The Company expects AMD Product Company fiscal year 2010 depreciation and amortization expense to be in the range of $340 million to $370 million.

For financial reporting purposes, AMD consolidates the operating results of GLOBALFOUNDRIES Inc. in its results as of March 2, 2009 and created the Foundry segment as of the start of the fiscal year. “AMD Product Company” refers to AMD, excluding the operating results of the Foundry segment and Intersegment eliminations. Intersegment eliminations consist of revenues, cost of sales and profits on inventory between AMD Product Company and the Foundry segment. AMD is providing the financial information for AMD Product Company because it believes it is important for investors to have visibility into AMD’s financial results excluding the Foundry segment and Intersegment eliminations and to better understand AMD’s financial results absent the requirement to consolidate the financial results of GLOBALFOUNDRIES.

 

Item 8.01. Other Events.

On November 18, 2009, pursuant to the Indenture dated October 29, 2004, between the Company and Wells Fargo Bank, National Association, as Trustee (the “Indenture”), relating to the 7.75% Senior Notes Due 2012 (the “Notes”), the Company announced that it notified the holders of the Notes that on December 18, 2009 the Company will redeem all outstanding principal amount of the Notes (as of November 18, 2009, $390 million), at a redemption price of 101.938% of the principal amount outstanding plus accrued and unpaid interest, if any, on that principal amount to, but excluding, the redemption date. A copy of the press release is attached as Exhibit 99.2 hereto.
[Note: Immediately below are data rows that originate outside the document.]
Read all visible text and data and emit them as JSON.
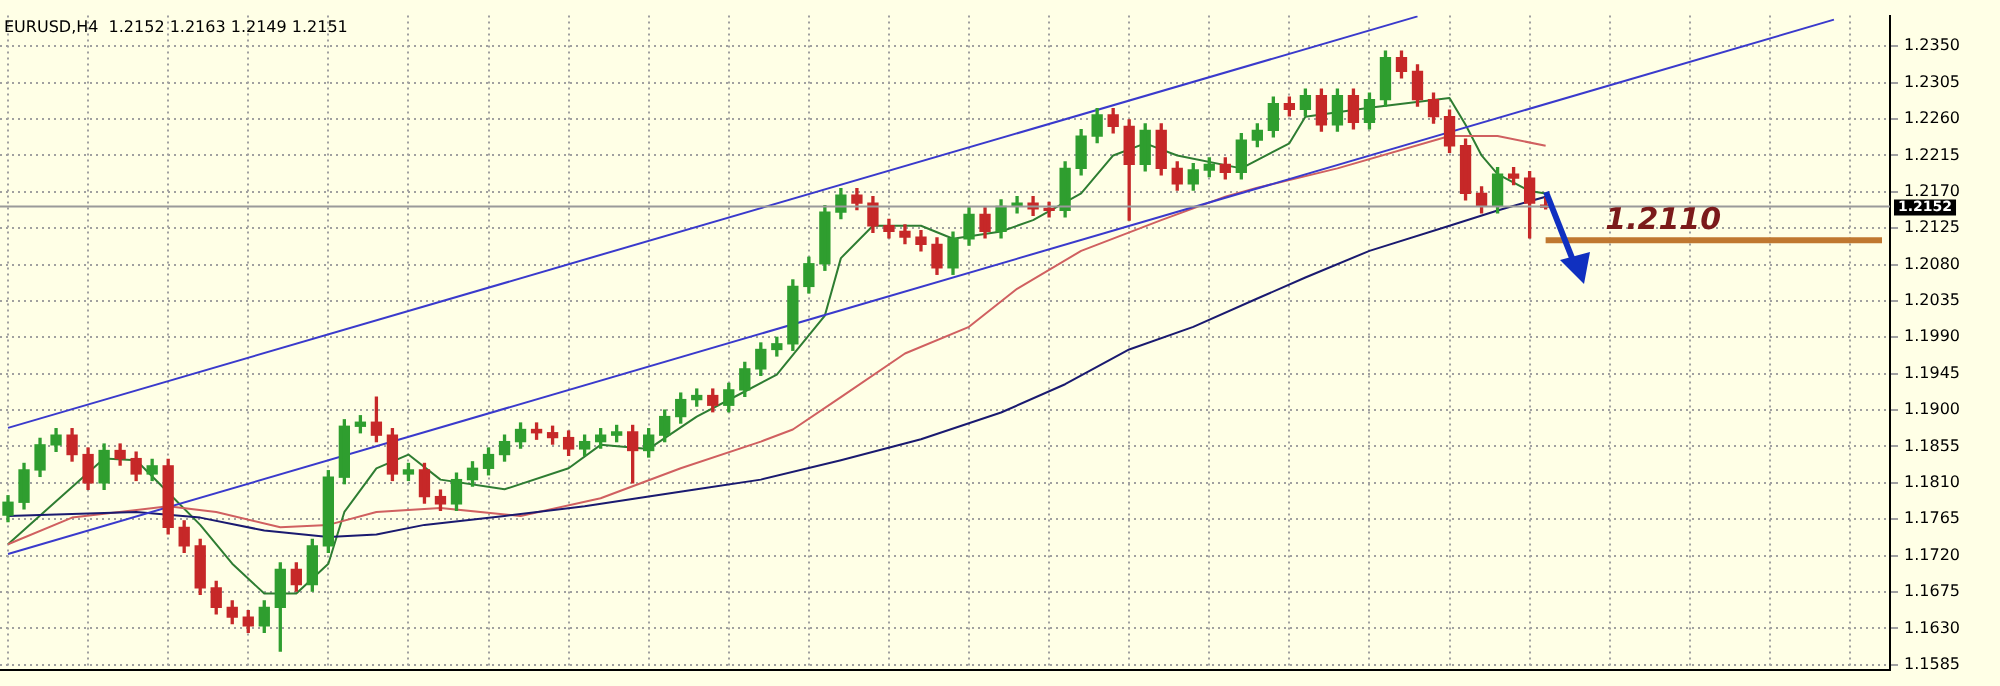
{
  "chart_data": {
    "type": "candlestick",
    "title": "EURUSD,H4  1.2152 1.2163 1.2149 1.2151",
    "categories": [
      null,
      null,
      null,
      null,
      null,
      null,
      null,
      null,
      null,
      null,
      null,
      null,
      null,
      null,
      null,
      null,
      null,
      null,
      null,
      null,
      null,
      null,
      null,
      null,
      null,
      null,
      null,
      null,
      null,
      null,
      null,
      null,
      null,
      null,
      null,
      null,
      null,
      null,
      null,
      null,
      null,
      null,
      null,
      null,
      null,
      null,
      null,
      null,
      null,
      null,
      null,
      null,
      null,
      null,
      null,
      null,
      null,
      null,
      null,
      null,
      null,
      null,
      null,
      null,
      null,
      null,
      null,
      null,
      null,
      null,
      null,
      null,
      null,
      null,
      null,
      null,
      null,
      null,
      null,
      null,
      null,
      null,
      null,
      null,
      null,
      null,
      null,
      null,
      null,
      null,
      null,
      null,
      null,
      null,
      null,
      null,
      null,
      null,
      null,
      null,
      null,
      null,
      null,
      null,
      null,
      null,
      null,
      null,
      null,
      null,
      null,
      null,
      null,
      null,
      null,
      null,
      null,
      null
    ],
    "ohlc": [
      [
        1.177,
        1.1794,
        1.1762,
        1.1786
      ],
      [
        1.1786,
        1.1834,
        1.1778,
        1.1826
      ],
      [
        1.1826,
        1.1865,
        1.1818,
        1.1857
      ],
      [
        1.1857,
        1.1877,
        1.1849,
        1.1869
      ],
      [
        1.1869,
        1.1877,
        1.1837,
        1.1845
      ],
      [
        1.1845,
        1.1853,
        1.1802,
        1.181
      ],
      [
        1.181,
        1.1858,
        1.1802,
        1.185
      ],
      [
        1.185,
        1.1858,
        1.1832,
        1.184
      ],
      [
        1.184,
        1.1848,
        1.1813,
        1.1821
      ],
      [
        1.1821,
        1.1839,
        1.1813,
        1.1831
      ],
      [
        1.1831,
        1.1839,
        1.1747,
        1.1755
      ],
      [
        1.1755,
        1.1763,
        1.1724,
        1.1732
      ],
      [
        1.1732,
        1.174,
        1.1672,
        1.168
      ],
      [
        1.168,
        1.1688,
        1.1648,
        1.1656
      ],
      [
        1.1656,
        1.1664,
        1.1636,
        1.1644
      ],
      [
        1.1644,
        1.1652,
        1.1625,
        1.1633
      ],
      [
        1.1633,
        1.1664,
        1.1625,
        1.1656
      ],
      [
        1.1656,
        1.1711,
        1.1602,
        1.1703
      ],
      [
        1.1703,
        1.1711,
        1.1676,
        1.1684
      ],
      [
        1.1684,
        1.174,
        1.1676,
        1.1732
      ],
      [
        1.1732,
        1.1825,
        1.1724,
        1.1817
      ],
      [
        1.1817,
        1.1888,
        1.1809,
        1.188
      ],
      [
        1.188,
        1.1893,
        1.1872,
        1.1885
      ],
      [
        1.1885,
        1.1916,
        1.1861,
        1.1869
      ],
      [
        1.1869,
        1.1877,
        1.1813,
        1.1821
      ],
      [
        1.1821,
        1.1834,
        1.1813,
        1.1826
      ],
      [
        1.1826,
        1.1834,
        1.1785,
        1.1793
      ],
      [
        1.1793,
        1.1801,
        1.1776,
        1.1784
      ],
      [
        1.1784,
        1.1822,
        1.1776,
        1.1814
      ],
      [
        1.1814,
        1.1836,
        1.1806,
        1.1828
      ],
      [
        1.1828,
        1.1853,
        1.182,
        1.1845
      ],
      [
        1.1845,
        1.1869,
        1.1837,
        1.1861
      ],
      [
        1.1861,
        1.1884,
        1.1853,
        1.1876
      ],
      [
        1.1876,
        1.1884,
        1.1864,
        1.1872
      ],
      [
        1.1872,
        1.188,
        1.1858,
        1.1866
      ],
      [
        1.1866,
        1.1874,
        1.1844,
        1.1852
      ],
      [
        1.1852,
        1.1869,
        1.1844,
        1.1861
      ],
      [
        1.1861,
        1.1877,
        1.1853,
        1.1869
      ],
      [
        1.1869,
        1.1881,
        1.1861,
        1.1873
      ],
      [
        1.1873,
        1.1881,
        1.181,
        1.185
      ],
      [
        1.185,
        1.1877,
        1.1842,
        1.1869
      ],
      [
        1.1869,
        1.19,
        1.1861,
        1.1892
      ],
      [
        1.1892,
        1.1921,
        1.1884,
        1.1913
      ],
      [
        1.1913,
        1.1926,
        1.1905,
        1.1918
      ],
      [
        1.1918,
        1.1926,
        1.1898,
        1.1906
      ],
      [
        1.1906,
        1.1933,
        1.1898,
        1.1925
      ],
      [
        1.1925,
        1.1959,
        1.1917,
        1.1951
      ],
      [
        1.1951,
        1.1983,
        1.1943,
        1.1975
      ],
      [
        1.1975,
        1.199,
        1.1967,
        1.1982
      ],
      [
        1.1982,
        1.2061,
        1.1974,
        1.2053
      ],
      [
        1.2053,
        1.2089,
        1.2045,
        1.2081
      ],
      [
        1.2081,
        1.2153,
        1.2073,
        1.2145
      ],
      [
        1.2145,
        1.2174,
        1.2137,
        1.2166
      ],
      [
        1.2166,
        1.2174,
        1.2148,
        1.2156
      ],
      [
        1.2156,
        1.2164,
        1.212,
        1.2128
      ],
      [
        1.2128,
        1.2136,
        1.2113,
        1.2121
      ],
      [
        1.2121,
        1.2129,
        1.2106,
        1.2114
      ],
      [
        1.2114,
        1.2122,
        1.2097,
        1.2105
      ],
      [
        1.2105,
        1.2113,
        1.2068,
        1.2076
      ],
      [
        1.2076,
        1.212,
        1.2068,
        1.2112
      ],
      [
        1.2112,
        1.215,
        1.2104,
        1.2142
      ],
      [
        1.2142,
        1.215,
        1.2113,
        1.2121
      ],
      [
        1.2121,
        1.216,
        1.2113,
        1.2152
      ],
      [
        1.2152,
        1.2164,
        1.2144,
        1.2156
      ],
      [
        1.2156,
        1.2164,
        1.2141,
        1.2149
      ],
      [
        1.2149,
        1.2157,
        1.2139,
        1.2147
      ],
      [
        1.2147,
        1.2207,
        1.2139,
        1.2199
      ],
      [
        1.2199,
        1.2247,
        1.2191,
        1.2239
      ],
      [
        1.2239,
        1.2273,
        1.2231,
        1.2265
      ],
      [
        1.2265,
        1.2273,
        1.2243,
        1.2251
      ],
      [
        1.2251,
        1.2259,
        1.2135,
        1.2204
      ],
      [
        1.2204,
        1.2254,
        1.2196,
        1.2246
      ],
      [
        1.2246,
        1.2254,
        1.2191,
        1.2199
      ],
      [
        1.2199,
        1.2207,
        1.2172,
        1.218
      ],
      [
        1.218,
        1.2205,
        1.2172,
        1.2197
      ],
      [
        1.2197,
        1.2212,
        1.2189,
        1.2204
      ],
      [
        1.2204,
        1.2212,
        1.2186,
        1.2194
      ],
      [
        1.2194,
        1.2242,
        1.2186,
        1.2234
      ],
      [
        1.2234,
        1.2254,
        1.2226,
        1.2246
      ],
      [
        1.2246,
        1.2287,
        1.2238,
        1.2279
      ],
      [
        1.2279,
        1.2287,
        1.2264,
        1.2272
      ],
      [
        1.2272,
        1.2297,
        1.2264,
        1.2289
      ],
      [
        1.2289,
        1.2297,
        1.2245,
        1.2253
      ],
      [
        1.2253,
        1.2297,
        1.2245,
        1.2289
      ],
      [
        1.2289,
        1.2297,
        1.2248,
        1.2256
      ],
      [
        1.2256,
        1.2292,
        1.2248,
        1.2284
      ],
      [
        1.2284,
        1.2344,
        1.2276,
        1.2336
      ],
      [
        1.2336,
        1.2344,
        1.2311,
        1.2319
      ],
      [
        1.2319,
        1.2327,
        1.2276,
        1.2284
      ],
      [
        1.2284,
        1.2292,
        1.2255,
        1.2263
      ],
      [
        1.2263,
        1.2271,
        1.2219,
        1.2227
      ],
      [
        1.2227,
        1.2235,
        1.216,
        1.2168
      ],
      [
        1.2168,
        1.2176,
        1.2144,
        1.2152
      ],
      [
        1.2152,
        1.22,
        1.2144,
        1.2192
      ],
      [
        1.2192,
        1.22,
        1.2179,
        1.2187
      ],
      [
        1.2187,
        1.2195,
        1.2113,
        1.2156
      ],
      [
        1.2152,
        1.2163,
        1.2149,
        1.2151
      ],
      null,
      null,
      null,
      null,
      null,
      null,
      null,
      null,
      null,
      null,
      null,
      null,
      null,
      null,
      null,
      null,
      null,
      null,
      null,
      null,
      null
    ],
    "colors": [
      "#2f9e2f",
      "#2f9e2f",
      "#2f9e2f",
      "#2f9e2f",
      "#c62828",
      "#c62828",
      "#2f9e2f",
      "#c62828",
      "#c62828",
      "#2f9e2f",
      "#c62828",
      "#c62828",
      "#c62828",
      "#c62828",
      "#c62828",
      "#c62828",
      "#2f9e2f",
      "#2f9e2f",
      "#c62828",
      "#2f9e2f",
      "#2f9e2f",
      "#2f9e2f",
      "#2f9e2f",
      "#c62828",
      "#c62828",
      "#2f9e2f",
      "#c62828",
      "#c62828",
      "#2f9e2f",
      "#2f9e2f",
      "#2f9e2f",
      "#2f9e2f",
      "#2f9e2f",
      "#c62828",
      "#c62828",
      "#c62828",
      "#2f9e2f",
      "#2f9e2f",
      "#2f9e2f",
      "#c62828",
      "#2f9e2f",
      "#2f9e2f",
      "#2f9e2f",
      "#2f9e2f",
      "#c62828",
      "#2f9e2f",
      "#2f9e2f",
      "#2f9e2f",
      "#2f9e2f",
      "#2f9e2f",
      "#2f9e2f",
      "#2f9e2f",
      "#2f9e2f",
      "#c62828",
      "#c62828",
      "#c62828",
      "#c62828",
      "#c62828",
      "#c62828",
      "#2f9e2f",
      "#2f9e2f",
      "#c62828",
      "#2f9e2f",
      "#2f9e2f",
      "#c62828",
      "#c62828",
      "#2f9e2f",
      "#2f9e2f",
      "#2f9e2f",
      "#c62828",
      "#c62828",
      "#2f9e2f",
      "#c62828",
      "#c62828",
      "#2f9e2f",
      "#2f9e2f",
      "#c62828",
      "#2f9e2f",
      "#2f9e2f",
      "#2f9e2f",
      "#c62828",
      "#2f9e2f",
      "#c62828",
      "#2f9e2f",
      "#c62828",
      "#2f9e2f",
      "#2f9e2f",
      "#c62828",
      "#c62828",
      "#c62828",
      "#c62828",
      "#c62828",
      "#c62828",
      "#2f9e2f",
      "#c62828",
      "#c62828",
      "#c62828",
      null,
      null,
      null,
      null,
      null,
      null,
      null,
      null,
      null,
      null,
      null,
      null,
      null,
      null,
      null,
      null,
      null,
      null,
      null,
      null,
      null
    ],
    "series": [
      {
        "type": "line",
        "color": "#3a3acc",
        "values": [
          1.1878,
          null,
          null,
          null,
          null,
          null,
          null,
          null,
          null,
          null,
          null,
          null,
          null,
          null,
          null,
          null,
          null,
          null,
          null,
          null,
          null,
          null,
          null,
          null,
          null,
          null,
          null,
          null,
          null,
          null,
          null,
          null,
          null,
          null,
          null,
          null,
          null,
          null,
          null,
          null,
          null,
          null,
          null,
          null,
          null,
          null,
          null,
          null,
          null,
          null,
          null,
          null,
          null,
          null,
          null,
          null,
          null,
          null,
          null,
          null,
          null,
          null,
          null,
          null,
          null,
          null,
          null,
          null,
          null,
          null,
          null,
          null,
          null,
          null,
          null,
          null,
          null,
          null,
          null,
          null,
          null,
          null,
          null,
          null,
          null,
          null,
          null,
          null,
          1.2387,
          null,
          null,
          null,
          null,
          null,
          null,
          null,
          null,
          null,
          null,
          null,
          null,
          null,
          null,
          null,
          null,
          null,
          null,
          null,
          null,
          null,
          null,
          null,
          null,
          null,
          null,
          null,
          null,
          null
        ]
      },
      {
        "type": "line",
        "color": "#3a3acc",
        "values": [
          1.1722,
          null,
          null,
          null,
          null,
          null,
          null,
          null,
          null,
          null,
          null,
          null,
          null,
          null,
          null,
          null,
          null,
          null,
          null,
          null,
          null,
          null,
          null,
          null,
          null,
          null,
          null,
          null,
          null,
          null,
          null,
          null,
          null,
          null,
          null,
          null,
          null,
          null,
          null,
          null,
          null,
          null,
          null,
          null,
          null,
          null,
          null,
          null,
          null,
          null,
          null,
          null,
          null,
          null,
          null,
          null,
          null,
          null,
          null,
          null,
          null,
          null,
          null,
          null,
          null,
          null,
          null,
          null,
          null,
          null,
          null,
          null,
          null,
          null,
          null,
          null,
          null,
          null,
          null,
          null,
          null,
          null,
          null,
          null,
          null,
          null,
          null,
          null,
          null,
          null,
          null,
          null,
          null,
          null,
          null,
          null,
          null,
          null,
          null,
          null,
          null,
          null,
          null,
          null,
          null,
          null,
          null,
          null,
          null,
          null,
          null,
          null,
          null,
          null,
          1.2383,
          null,
          null,
          null
        ]
      },
      {
        "type": "line",
        "color": "#1a1a70",
        "values": [
          1.1769,
          null,
          null,
          null,
          null,
          null,
          null,
          null,
          1.1774,
          null,
          null,
          null,
          1.1767,
          null,
          null,
          null,
          1.1751,
          null,
          null,
          null,
          1.1743,
          null,
          null,
          1.1746,
          null,
          null,
          1.1758,
          null,
          null,
          null,
          null,
          1.1769,
          null,
          null,
          null,
          null,
          1.1781,
          null,
          null,
          null,
          1.1793,
          null,
          null,
          1.1802,
          null,
          null,
          null,
          1.1814,
          null,
          null,
          null,
          null,
          1.1838,
          null,
          null,
          null,
          null,
          1.1864,
          null,
          null,
          null,
          null,
          1.1897,
          null,
          null,
          null,
          1.1932,
          null,
          null,
          null,
          1.1975,
          null,
          null,
          null,
          1.2003,
          null,
          null,
          null,
          1.2038,
          null,
          null,
          1.2064,
          null,
          null,
          null,
          1.2097,
          null,
          null,
          null,
          null,
          1.2128,
          null,
          null,
          1.2147,
          null,
          null,
          1.2164,
          null,
          null,
          null,
          null,
          null,
          null,
          null,
          null,
          null,
          null,
          null,
          null,
          null,
          null,
          null,
          null,
          null,
          null,
          null,
          null,
          null
        ]
      },
      {
        "type": "line",
        "color": "#d06060",
        "values": [
          1.1734,
          null,
          null,
          null,
          1.1767,
          null,
          null,
          null,
          null,
          null,
          1.1781,
          null,
          null,
          1.1774,
          null,
          null,
          null,
          1.1755,
          null,
          null,
          1.1758,
          null,
          null,
          1.1774,
          null,
          null,
          null,
          1.1779,
          null,
          null,
          null,
          null,
          1.1769,
          null,
          null,
          null,
          null,
          1.1791,
          null,
          null,
          null,
          null,
          1.1828,
          null,
          null,
          null,
          null,
          1.1861,
          null,
          1.1876,
          null,
          null,
          1.1916,
          null,
          null,
          null,
          1.197,
          null,
          null,
          null,
          1.2003,
          null,
          null,
          1.205,
          null,
          null,
          null,
          1.2097,
          null,
          null,
          null,
          null,
          1.2135,
          null,
          null,
          null,
          1.2164,
          null,
          1.2175,
          null,
          null,
          null,
          null,
          1.2199,
          null,
          null,
          null,
          null,
          null,
          null,
          1.2239,
          null,
          null,
          1.2239,
          null,
          null,
          1.2227,
          null,
          null,
          null,
          null,
          null,
          null,
          null,
          null,
          null,
          null,
          null,
          null,
          null,
          null,
          null,
          null,
          null,
          null,
          null,
          null,
          null
        ]
      },
      {
        "type": "line",
        "color": "#2e7d32",
        "values": [
          1.1734,
          null,
          null,
          null,
          1.1805,
          null,
          1.184,
          null,
          1.1838,
          null,
          1.1798,
          null,
          1.1758,
          null,
          1.171,
          null,
          1.1673,
          null,
          1.1673,
          null,
          1.171,
          1.1774,
          null,
          1.1828,
          null,
          1.1845,
          null,
          1.1814,
          null,
          null,
          null,
          1.1802,
          null,
          null,
          null,
          1.1828,
          null,
          1.1857,
          null,
          null,
          1.1852,
          null,
          null,
          1.1892,
          null,
          null,
          1.1923,
          null,
          1.1944,
          null,
          null,
          1.2017,
          1.2088,
          null,
          1.2128,
          null,
          null,
          1.2128,
          null,
          1.2112,
          null,
          null,
          1.2121,
          null,
          1.2135,
          null,
          null,
          1.2168,
          null,
          1.2215,
          null,
          1.223,
          null,
          1.2215,
          null,
          null,
          null,
          1.2199,
          null,
          null,
          1.223,
          1.2263,
          null,
          null,
          null,
          1.2274,
          null,
          null,
          null,
          null,
          1.2286,
          1.2253,
          1.2215,
          1.2192,
          null,
          1.2171,
          1.2168,
          null,
          null,
          null,
          null,
          null,
          null,
          null,
          null,
          null,
          null,
          null,
          null,
          null,
          null,
          null,
          null,
          null,
          null,
          null,
          null,
          null
        ]
      },
      {
        "type": "line",
        "color": "#c07830",
        "values": [
          null,
          null,
          null,
          null,
          null,
          null,
          null,
          null,
          null,
          null,
          null,
          null,
          null,
          null,
          null,
          null,
          null,
          null,
          null,
          null,
          null,
          null,
          null,
          null,
          null,
          null,
          null,
          null,
          null,
          null,
          null,
          null,
          null,
          null,
          null,
          null,
          null,
          null,
          null,
          null,
          null,
          null,
          null,
          null,
          null,
          null,
          null,
          null,
          null,
          null,
          null,
          null,
          null,
          null,
          null,
          null,
          null,
          null,
          null,
          null,
          null,
          null,
          null,
          null,
          null,
          null,
          null,
          null,
          null,
          null,
          null,
          null,
          null,
          null,
          null,
          null,
          null,
          null,
          null,
          null,
          null,
          null,
          null,
          null,
          null,
          null,
          null,
          null,
          null,
          null,
          null,
          null,
          null,
          null,
          null,
          null,
          1.211,
          null,
          null,
          null,
          null,
          null,
          null,
          null,
          null,
          null,
          null,
          null,
          null,
          null,
          null,
          null,
          null,
          null,
          null,
          null,
          null,
          1.211
        ]
      }
    ],
    "ref_lines": [
      {
        "axis": "y",
        "value": 1.2152,
        "label": "1.2152",
        "color": "#9a9a9a"
      }
    ],
    "annotations": [
      {
        "text": "1.2110",
        "y": 1.211
      }
    ],
    "ylim": [
      1.1578,
      1.2388
    ],
    "yticks": [
      {
        "value": 1.1585,
        "label": "1.1585"
      },
      {
        "value": 1.163,
        "label": "1.1630"
      },
      {
        "value": 1.1675,
        "label": "1.1675"
      },
      {
        "value": 1.172,
        "label": "1.1720"
      },
      {
        "value": 1.1765,
        "label": "1.1765"
      },
      {
        "value": 1.181,
        "label": "1.1810"
      },
      {
        "value": 1.1855,
        "label": "1.1855"
      },
      {
        "value": 1.19,
        "label": "1.1900"
      },
      {
        "value": 1.1945,
        "label": "1.1945"
      },
      {
        "value": 1.199,
        "label": "1.1990"
      },
      {
        "value": 1.2035,
        "label": "1.2035"
      },
      {
        "value": 1.208,
        "label": "1.2080"
      },
      {
        "value": 1.2125,
        "label": "1.2125"
      },
      {
        "value": 1.217,
        "label": "1.2170"
      },
      {
        "value": 1.2215,
        "label": "1.2215"
      },
      {
        "value": 1.226,
        "label": "1.2260"
      },
      {
        "value": 1.2305,
        "label": "1.2305"
      },
      {
        "value": 1.235,
        "label": "1.2350"
      }
    ],
    "tick_labels": "y",
    "grid": true
  }
}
On November 18, 2009, the Company announced a proposed private offering of $500 million of senior notes to qualified institutional buyers pursuant to Rule 144A and in offshore transactions pursuant to Regulation S under the Securities Act of 1933, as amended. A copy of the press release is attached as Exhibit 99.3 hereto.

On November 18, 2009, the Company announced the commencement of a cash tender offer for up to $1,000,000,000 in aggregate principal amount of its outstanding 5.75% Convertible Senior Notes due 2012. A copy of the press release is attached as Exhibit 99.4 hereto.


Item 9.01 Financial Statements and Exhibits.

(d) Exhibits.

 

Exhibit

No.

  

Description

99.1

   Press Release dated November 17, 2009.

99.2

   Press Release dated November 18, 2009.

99.3

   Press Release dated November 18, 2009.

99.4

   Press Release dated November 18, 2009.


SIGNATURES

Pursuant to the requirements of the Securities Exchange Act of 1934, as amended, the registrant has duly caused this report to be signed on its behalf by the undersigned hereunto duly authorized.

 

Date: November 18, 2009

    ADVANCED MICRO DEVICES, INC.
      By:  

/S/    PATRICIA K. WELLS        

      Name:   Patricia K. Wells
      Title:  

Corporate Vice President,

Staff Operations, and Corporate Secretary


Exhibit Index.

 

Exhibit

No.

  

Description

99.1

   Press Release dated November 17, 2009.

99.2

   Press Release dated November 18, 2009.

99.3

   Press Release dated November 18, 2009.

99.4

   Press Release dated November 18, 2009.